Another Tough Day In America: Criminals Rewarded, Heroes Jailed, Dollar Destroyed

Wednesday, September 19, 2012
By Paul Martin

by Jim Karger

I wish I had been busier a few days ago, more occupied, or at least more distracted, with less time to follow the news. But I read it all and I regretfully report that it was another tragic day in America, another palpable step toward an ignominious end.

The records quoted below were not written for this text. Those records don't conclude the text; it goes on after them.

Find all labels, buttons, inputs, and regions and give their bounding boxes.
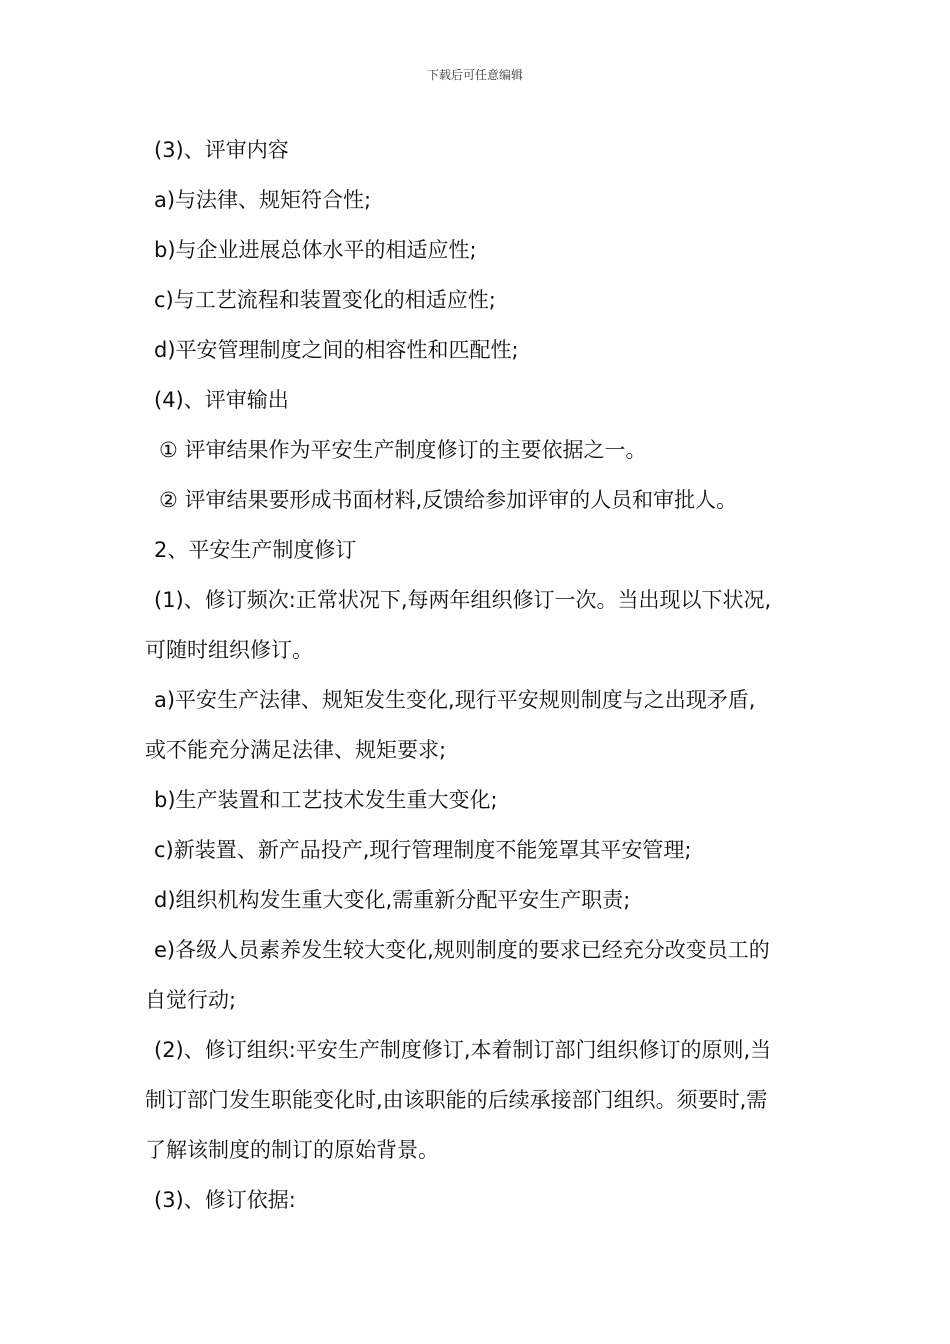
paragraph [145, 425, 810, 475]
paragraph-line: ① 评审结果作为平安生产制度修订的主要依据之一。 [159, 438, 647, 462]
paragraph-line: (2)、修订组织:平安生产制度修订,本着制订部门组织修订的原则,当 [154, 1038, 772, 1062]
paragraph-line: a)平安生产法律、规矩发生变化,现行平安规则制度与之出现矛盾, [154, 688, 756, 712]
paragraph-line: 制订部门发生职能变化时,由该职能的后续承接部门组织。须要时,需 [145, 1088, 768, 1112]
paragraph [145, 875, 810, 925]
paragraph-line: 了解该制度的制订的原始背景。 [145, 1138, 439, 1162]
paragraph-line: b)与企业进展总体水平的相适应性; [154, 238, 477, 262]
paragraph-line: a)与法律、规矩符合性; [154, 188, 372, 212]
paragraph-line: 自觉行动; [145, 988, 237, 1012]
paragraph [145, 225, 810, 275]
paragraph [145, 525, 810, 575]
paragraph-line: (3)、评审内容 [154, 138, 289, 162]
paragraph [145, 125, 810, 175]
paragraph [145, 575, 810, 675]
page-header: 下载后可任意编辑 [426, 68, 523, 82]
paragraph [145, 325, 810, 375]
paragraph-line: 2、平安生产制度修订 [154, 538, 357, 562]
paragraph-line: (4)、评审输出 [154, 388, 289, 412]
paragraph-line: c)新装置、新产品投产,现行管理制度不能笼罩其平安管理; [154, 838, 692, 862]
paragraph [145, 675, 810, 775]
paragraph-line: d)平安管理制度之间的相容性和匹配性; [154, 338, 519, 362]
paragraph [145, 825, 810, 875]
paragraph-line: d)组织机构发生重大变化,需重新分配平安生产职责; [154, 888, 631, 912]
paragraph [145, 1175, 810, 1225]
paragraph-line: c)与工艺流程和装置变化的相适应性; [154, 288, 496, 312]
paragraph [145, 1025, 810, 1175]
paragraph [145, 925, 810, 1025]
paragraph-line: b)生产装置和工艺技术发生重大变化; [154, 788, 498, 812]
paragraph [145, 375, 810, 425]
paragraph-line: e)各级人员素养发生较大变化,规则制度的要求已经充分改变员工的 [154, 938, 770, 962]
paragraph [145, 275, 810, 325]
paragraph-line: (1)、修订频次:正常状况下,每两年组织修订一次。当出现以下状况, [154, 588, 772, 612]
paragraph-line: (3)、修订依据: [154, 1188, 296, 1212]
paragraph-line: ② 评审结果要形成书面材料,反馈给参加评审的人员和审批人。 [159, 488, 738, 512]
paragraph-line: 可随时组织修订。 [145, 638, 313, 662]
paragraph [145, 175, 810, 225]
paragraph-line: 或不能充分满足法律、规矩要求; [145, 738, 447, 762]
paragraph [145, 775, 810, 825]
paragraph [145, 475, 810, 525]
document-body [145, 125, 810, 1225]
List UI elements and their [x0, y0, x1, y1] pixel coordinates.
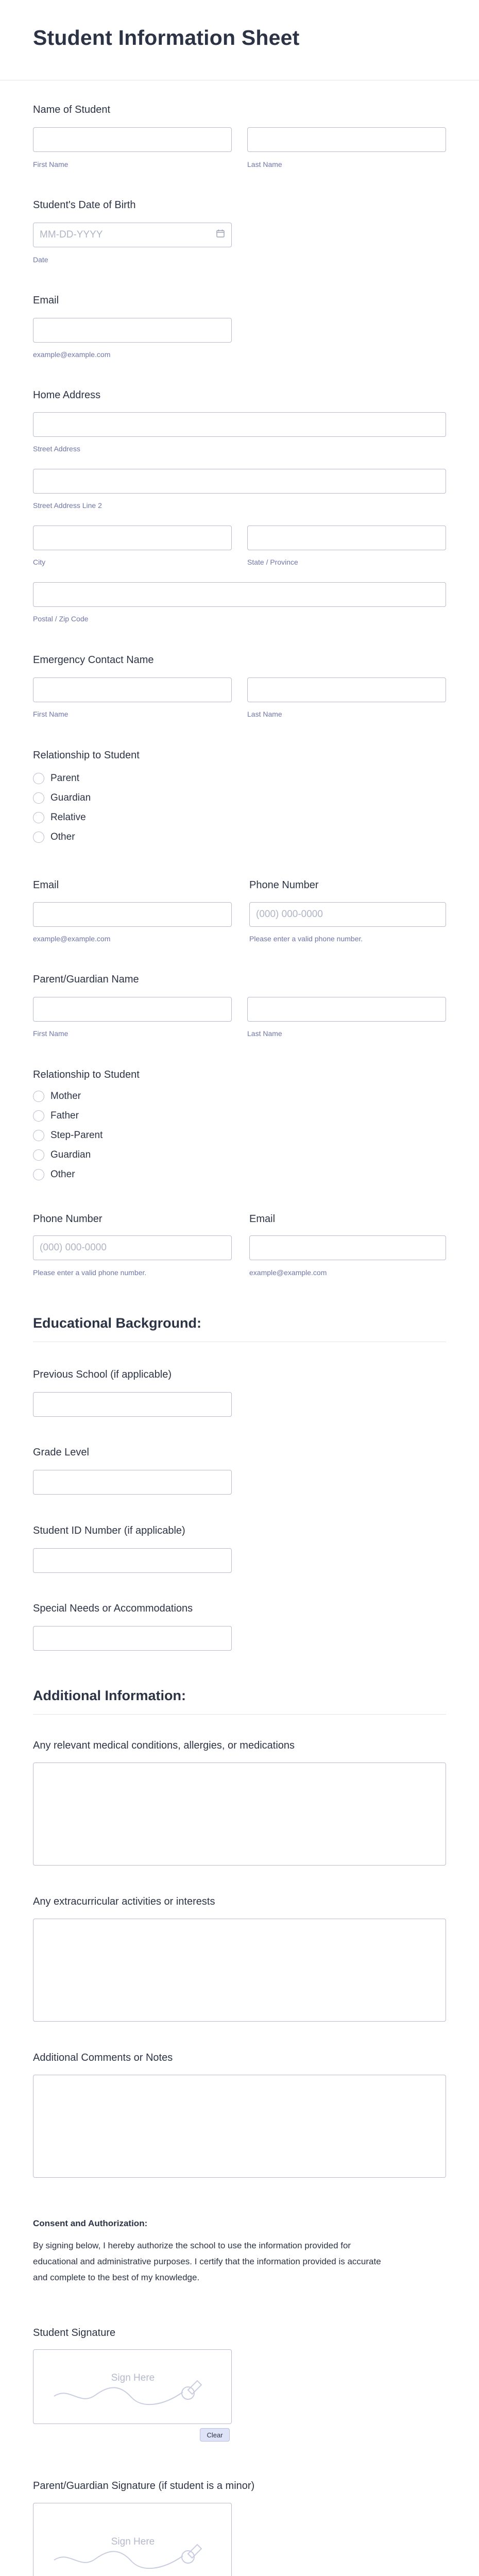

The day began with the mainstream press reporting, matter-of-factly, that the US government was giving a reward to former UBS banker, Bradley C. Birkenfeld, admitted liar, tax fraud promoter, low-rent trash in a suit who violated every promise he ever made to his employer and to his clients. For his efforts, he will receive a total of $104 million. The US government disingenuously classified his collective breaches of contract, trust, and ethics a compensable “service” to a government that collected billions by extorting foreign banks that had the audacity to accept deposits from US clients, not knowing they were expected to also act as agents of the Internal Revenue Service. US foreign account holders also ended up paying billions after being threatened with prison if they did not self-report and pay draconian fines.

The government cynically characterized Birkenfeld’s actions as “blowing the whistle”, ignoring the fact that tattling is only honorable when done for honorable purposes, to reveal dishonesty, not to garner a personal reward. If you squeal for money, it is not whistle-blowing. It is bounty-hunting. Even as a paid government snitch, Birkenfeld couldn’t do it straight and was sentenced to 40 months in prison for lying during the course of the very investigation he initiated. No hard feelings, though. He was just released early to a lifetime of fabulous wealth.

As I perused that hideous story, the contrast with Bradley Manning was too obvious, too stark, too disturbing. Manning blew the whistle, too, not for cash, but to deal with the profound guilt he felt from reading and seeing the war crimes of his government which were kept hidden. Since his act of heroism, or treason, depending on how you define those terms, Manning has spent 2 1/2 years in prison, much of it in solitary confinement, tortured, with no trial. By any definition, Manning was a whistleblower. Unfortunately for him, he blew the whistle on a 900 pound gorilla in the room, the one with a bad attitude and a gun.